Steve Fossett’s pilot’s license and other ID were found by a hiker earlier this week. The man reported it to the local authorities and they searched . The plane wreckage has now been found with some human remains.
MAMMOTH LAKES, Calif. - Federal investigators said Thursday they found human remains amid the wreckage of Steve Fossett’s airplane in the mountains of eastern California, just over a year after the millionaire adventurer vanished on a solo flight.
The remains were found among a field of debris that stretched 400 feet long and 150 feet wide in a steep section of the Sierra Nevada, the National Transportation Safety Board said.
Some personal effects also were found at the crash site but investigators would not describe them in any detail.
“We found human remains, but there’s very little. Given the length of time the wreckage has been out there, it’s not surprising there’s not very much,” said acting NTSB Chairman Mark Rosenker said. “I’m not going to elaborate on what it is.”
The mangled debris of the plane was spotted in the air late Wednesday near the town of Mammoth Lakes and was identified by its tail number. Investigators said the plane had slammed straight into a mountainside.
“It was a hard-impact crash, and he would’ve died instantly,” said Jeff Page, emergency management coordinator for Lyon County, Nev., who assisted in the search.
Coroners to probe DNA
NTSB investigators went into the mountains Thursday to figure out what caused the plane to go down. Most of the fuselage disintegrated on impact, and the engine was found several hundred feet away at an elevation of 9,700 feet, authorities said.
“It will take weeks, perhaps months, to get a better understanding of what happened,” Rosenker said before investigators set off.
Search crews and cadaver dogs scoured the steep terrain around the crash site in hopes of finding at least some trace of his body and solving the mystery of his disappearance once and for all.
Rosenker said searchers found enough remains at the site to provide coroners with DNA.
Searchers familiar with the mountainous wilderness noted the many coyotes and other wildlife in the area, and Madera County Sheriff John Anderson said: “It’s quite often if you don’t find remains within a few days, because of animals, you’ll find nothing at all.”

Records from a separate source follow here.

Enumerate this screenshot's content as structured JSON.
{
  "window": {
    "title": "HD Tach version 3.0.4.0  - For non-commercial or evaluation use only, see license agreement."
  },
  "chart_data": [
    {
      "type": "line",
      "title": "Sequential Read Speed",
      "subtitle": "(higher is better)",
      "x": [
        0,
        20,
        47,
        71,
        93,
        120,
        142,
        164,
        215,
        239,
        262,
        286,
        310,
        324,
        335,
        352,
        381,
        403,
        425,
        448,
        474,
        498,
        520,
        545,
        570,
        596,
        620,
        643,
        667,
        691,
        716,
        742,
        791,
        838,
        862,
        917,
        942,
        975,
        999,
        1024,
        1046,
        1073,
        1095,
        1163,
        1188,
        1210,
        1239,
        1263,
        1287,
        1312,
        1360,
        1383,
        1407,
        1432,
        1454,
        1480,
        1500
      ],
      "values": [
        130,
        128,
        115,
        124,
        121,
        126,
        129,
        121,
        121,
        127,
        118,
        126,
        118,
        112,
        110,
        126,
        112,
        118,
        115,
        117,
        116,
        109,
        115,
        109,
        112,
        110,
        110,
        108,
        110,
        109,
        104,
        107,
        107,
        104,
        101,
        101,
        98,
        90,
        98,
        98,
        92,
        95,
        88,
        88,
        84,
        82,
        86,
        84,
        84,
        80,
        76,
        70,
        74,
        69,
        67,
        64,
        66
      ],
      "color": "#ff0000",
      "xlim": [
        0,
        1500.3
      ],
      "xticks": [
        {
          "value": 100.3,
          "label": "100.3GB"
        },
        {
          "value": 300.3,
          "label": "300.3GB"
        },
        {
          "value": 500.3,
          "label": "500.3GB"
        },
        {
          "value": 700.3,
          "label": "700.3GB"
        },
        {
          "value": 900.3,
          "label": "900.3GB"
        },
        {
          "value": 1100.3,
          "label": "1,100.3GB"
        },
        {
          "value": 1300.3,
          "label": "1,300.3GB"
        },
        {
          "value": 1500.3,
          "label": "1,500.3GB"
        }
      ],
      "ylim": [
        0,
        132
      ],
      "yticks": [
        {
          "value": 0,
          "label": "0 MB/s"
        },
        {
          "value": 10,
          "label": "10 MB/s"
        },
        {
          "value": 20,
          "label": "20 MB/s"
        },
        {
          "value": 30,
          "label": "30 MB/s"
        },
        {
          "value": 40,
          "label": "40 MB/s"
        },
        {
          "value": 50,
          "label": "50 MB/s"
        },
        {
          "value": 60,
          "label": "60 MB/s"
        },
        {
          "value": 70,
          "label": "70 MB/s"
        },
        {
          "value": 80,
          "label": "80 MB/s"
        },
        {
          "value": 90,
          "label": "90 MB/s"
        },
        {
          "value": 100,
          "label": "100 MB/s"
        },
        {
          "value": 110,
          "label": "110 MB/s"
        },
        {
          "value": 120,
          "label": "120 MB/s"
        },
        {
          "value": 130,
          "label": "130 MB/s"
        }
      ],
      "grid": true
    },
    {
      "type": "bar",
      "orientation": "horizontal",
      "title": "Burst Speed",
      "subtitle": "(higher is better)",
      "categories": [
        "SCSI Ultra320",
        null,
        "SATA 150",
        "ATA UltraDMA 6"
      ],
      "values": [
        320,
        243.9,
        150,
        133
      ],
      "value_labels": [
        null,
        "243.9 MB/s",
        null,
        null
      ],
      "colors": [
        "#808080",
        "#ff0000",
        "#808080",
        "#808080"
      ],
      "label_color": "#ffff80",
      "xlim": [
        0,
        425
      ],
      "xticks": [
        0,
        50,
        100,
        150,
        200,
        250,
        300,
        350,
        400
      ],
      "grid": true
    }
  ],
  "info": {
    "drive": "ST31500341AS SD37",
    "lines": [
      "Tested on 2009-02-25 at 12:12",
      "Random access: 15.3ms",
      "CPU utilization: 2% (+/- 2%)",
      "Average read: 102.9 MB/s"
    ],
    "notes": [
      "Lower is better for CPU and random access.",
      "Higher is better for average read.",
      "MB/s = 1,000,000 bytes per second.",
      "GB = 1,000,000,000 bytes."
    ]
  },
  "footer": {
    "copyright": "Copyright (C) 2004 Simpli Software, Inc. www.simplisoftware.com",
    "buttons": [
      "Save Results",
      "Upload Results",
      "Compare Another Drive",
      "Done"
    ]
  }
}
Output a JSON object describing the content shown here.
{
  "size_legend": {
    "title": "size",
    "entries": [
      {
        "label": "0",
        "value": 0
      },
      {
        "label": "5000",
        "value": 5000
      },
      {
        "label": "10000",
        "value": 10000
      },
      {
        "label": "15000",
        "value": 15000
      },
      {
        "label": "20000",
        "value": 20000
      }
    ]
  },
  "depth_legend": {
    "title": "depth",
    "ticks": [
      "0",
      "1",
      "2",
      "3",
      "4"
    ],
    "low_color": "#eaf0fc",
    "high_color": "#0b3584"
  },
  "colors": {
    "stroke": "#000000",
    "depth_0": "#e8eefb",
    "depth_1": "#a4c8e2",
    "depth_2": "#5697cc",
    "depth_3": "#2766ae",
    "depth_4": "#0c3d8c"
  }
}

Fossett was 63 when he vanished on Sept. 3, 2007, after taking off in a single-engine Bellanca from a Nevada ranch owned by hotel magnate Barron Hilton. The intrepid balloonist, pilot and all-around thrill-seeker was scouting locations for an attempt to break the land speed record in a rocket-propelled car.
Fossett’s disappearance spurred a huge search that covered 20,000 square miles, cost millions of dollars and included the use of infrared technology. Eventually, a judge declared Fossett legally dead in February. For a while, many of his friends held out hope he survived, given his many close scrapes with death over the years.